Leukemic clones have been detected early in pre-natal stages in both individuals who develop and do not develop the disease.^5,6 Additional genetic lesions are required to activate the leukemogenesis process.^7,8 Genome wide association (GWA) studies on populations of European ancestry have revealed that ARID5B single nucleotide polymorphisms (SNPs) are associated with childhood ALL.^9–11 Several follow-up studies have confirmed the association of ALL risk with ARID5B genetic variations.^12–20

ARID5B belongs to the family of AT-rich interaction domain transcription factors²¹ that plays a critical role in embryogenesis and cell growth regulation.²² Childhood ALL shows substantial variations in disease incidence across geographic areas, with higher prevalence in European than that reported in Asian populations.²³ Different populations are well distinguished by race/ethnicity-related genetic polymorphisms, which may lead to these incidence disparities, in addition to environmental risk factors.^24,25 It is important to study the effects of these genetic variations in different ethnicities to understand the differences in susceptibility to ALL and infer the causes and mechanism of ALL progression.
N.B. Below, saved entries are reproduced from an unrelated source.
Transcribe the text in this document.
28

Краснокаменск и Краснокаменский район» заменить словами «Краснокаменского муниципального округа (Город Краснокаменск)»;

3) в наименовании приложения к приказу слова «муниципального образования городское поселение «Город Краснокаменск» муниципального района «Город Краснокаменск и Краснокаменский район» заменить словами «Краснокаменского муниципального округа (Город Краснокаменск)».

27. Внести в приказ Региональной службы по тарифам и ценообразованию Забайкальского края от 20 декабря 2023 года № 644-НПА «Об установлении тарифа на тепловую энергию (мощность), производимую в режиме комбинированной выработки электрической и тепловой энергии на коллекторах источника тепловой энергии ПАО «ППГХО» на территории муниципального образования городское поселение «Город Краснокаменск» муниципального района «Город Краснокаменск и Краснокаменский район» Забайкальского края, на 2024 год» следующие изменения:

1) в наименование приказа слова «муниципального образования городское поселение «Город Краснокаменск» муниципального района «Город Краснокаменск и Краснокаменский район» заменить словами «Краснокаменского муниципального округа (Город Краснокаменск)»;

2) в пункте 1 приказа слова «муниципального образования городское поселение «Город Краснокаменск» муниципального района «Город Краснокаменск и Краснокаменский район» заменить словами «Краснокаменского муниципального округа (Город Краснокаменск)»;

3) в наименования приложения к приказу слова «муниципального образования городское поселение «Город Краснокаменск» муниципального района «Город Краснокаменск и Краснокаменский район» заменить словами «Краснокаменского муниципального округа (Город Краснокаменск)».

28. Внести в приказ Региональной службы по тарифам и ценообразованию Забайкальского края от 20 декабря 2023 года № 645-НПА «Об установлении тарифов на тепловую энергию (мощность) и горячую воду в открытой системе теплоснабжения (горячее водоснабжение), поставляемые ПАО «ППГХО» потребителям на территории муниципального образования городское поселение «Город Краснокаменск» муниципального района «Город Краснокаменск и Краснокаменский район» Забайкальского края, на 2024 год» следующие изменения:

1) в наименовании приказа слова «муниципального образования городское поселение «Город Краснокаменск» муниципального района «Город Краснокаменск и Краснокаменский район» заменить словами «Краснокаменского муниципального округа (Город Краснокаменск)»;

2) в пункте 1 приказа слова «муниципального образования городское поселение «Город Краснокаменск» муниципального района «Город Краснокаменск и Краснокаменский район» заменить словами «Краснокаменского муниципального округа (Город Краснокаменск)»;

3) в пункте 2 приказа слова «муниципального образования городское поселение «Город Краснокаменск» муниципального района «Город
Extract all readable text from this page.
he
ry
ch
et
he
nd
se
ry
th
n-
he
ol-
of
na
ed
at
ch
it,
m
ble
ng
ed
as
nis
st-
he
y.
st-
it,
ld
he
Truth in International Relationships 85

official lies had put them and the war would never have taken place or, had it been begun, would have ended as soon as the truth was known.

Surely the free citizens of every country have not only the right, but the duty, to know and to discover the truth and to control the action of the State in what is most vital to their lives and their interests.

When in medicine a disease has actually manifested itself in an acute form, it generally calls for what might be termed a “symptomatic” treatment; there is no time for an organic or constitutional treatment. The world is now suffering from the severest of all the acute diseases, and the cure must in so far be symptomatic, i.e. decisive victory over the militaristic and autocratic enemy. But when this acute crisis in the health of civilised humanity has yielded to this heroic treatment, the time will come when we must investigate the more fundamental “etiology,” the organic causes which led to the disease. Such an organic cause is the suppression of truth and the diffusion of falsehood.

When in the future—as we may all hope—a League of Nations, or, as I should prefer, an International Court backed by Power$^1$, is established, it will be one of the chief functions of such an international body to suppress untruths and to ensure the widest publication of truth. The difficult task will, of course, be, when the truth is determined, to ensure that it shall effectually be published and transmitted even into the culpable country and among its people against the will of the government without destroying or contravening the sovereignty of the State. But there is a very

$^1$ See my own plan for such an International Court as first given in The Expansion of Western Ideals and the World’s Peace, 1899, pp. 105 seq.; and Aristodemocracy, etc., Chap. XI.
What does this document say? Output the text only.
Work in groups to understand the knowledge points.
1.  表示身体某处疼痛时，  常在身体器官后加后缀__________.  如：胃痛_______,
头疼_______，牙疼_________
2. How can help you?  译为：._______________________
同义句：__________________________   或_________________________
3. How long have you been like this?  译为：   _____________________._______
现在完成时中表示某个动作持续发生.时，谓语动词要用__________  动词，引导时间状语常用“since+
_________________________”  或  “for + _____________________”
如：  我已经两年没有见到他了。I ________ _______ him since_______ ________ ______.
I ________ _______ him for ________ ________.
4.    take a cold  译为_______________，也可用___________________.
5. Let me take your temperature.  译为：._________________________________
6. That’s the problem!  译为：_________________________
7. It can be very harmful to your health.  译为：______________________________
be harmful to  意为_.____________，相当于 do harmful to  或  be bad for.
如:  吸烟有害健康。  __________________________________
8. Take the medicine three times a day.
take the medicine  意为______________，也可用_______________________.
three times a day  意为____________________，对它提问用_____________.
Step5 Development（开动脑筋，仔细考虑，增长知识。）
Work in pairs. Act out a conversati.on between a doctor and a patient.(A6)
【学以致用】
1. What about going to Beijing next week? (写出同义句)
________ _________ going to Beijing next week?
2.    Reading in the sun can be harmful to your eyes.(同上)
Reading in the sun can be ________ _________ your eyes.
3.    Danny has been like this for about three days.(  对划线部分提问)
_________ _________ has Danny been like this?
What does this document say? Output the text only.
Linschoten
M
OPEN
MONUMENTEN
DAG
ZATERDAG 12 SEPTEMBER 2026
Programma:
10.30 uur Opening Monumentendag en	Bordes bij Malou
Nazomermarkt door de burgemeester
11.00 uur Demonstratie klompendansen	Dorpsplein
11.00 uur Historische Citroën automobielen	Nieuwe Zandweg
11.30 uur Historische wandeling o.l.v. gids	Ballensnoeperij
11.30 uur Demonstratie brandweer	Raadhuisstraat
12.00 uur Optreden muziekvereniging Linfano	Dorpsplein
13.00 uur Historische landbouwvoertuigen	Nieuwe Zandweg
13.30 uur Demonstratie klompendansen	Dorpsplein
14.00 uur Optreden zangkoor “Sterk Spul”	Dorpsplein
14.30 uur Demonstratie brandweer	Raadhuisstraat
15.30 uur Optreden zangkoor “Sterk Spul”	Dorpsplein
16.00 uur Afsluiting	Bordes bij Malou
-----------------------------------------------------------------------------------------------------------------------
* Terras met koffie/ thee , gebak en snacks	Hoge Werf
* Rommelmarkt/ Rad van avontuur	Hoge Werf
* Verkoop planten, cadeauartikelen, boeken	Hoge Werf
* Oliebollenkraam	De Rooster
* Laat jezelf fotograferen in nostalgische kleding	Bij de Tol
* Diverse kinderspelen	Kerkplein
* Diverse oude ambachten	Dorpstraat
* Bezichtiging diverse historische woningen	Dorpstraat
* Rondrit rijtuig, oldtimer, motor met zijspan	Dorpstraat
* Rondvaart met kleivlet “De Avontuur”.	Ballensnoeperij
To the best of our knowledge, the impact of ARID5B variants on childhood ALL in Yemen has not been studied. Therefore, the goal of this study was to determine the possible association of ARID5B gene SNPs and haplotypes with ALL in Yemeni children of Arab Asian ancestry.

Materials and methods

Ethical approval

Approval for this case–control study was obtained from the Medical Ethics Committee of the University Malaya Medical Centre (RF No.: 989.39). Permission was obtained from the hospitals authorities in Sana’a, Yemen before commencing the study. Written informed consent was obtained from all parent or guardian respondents.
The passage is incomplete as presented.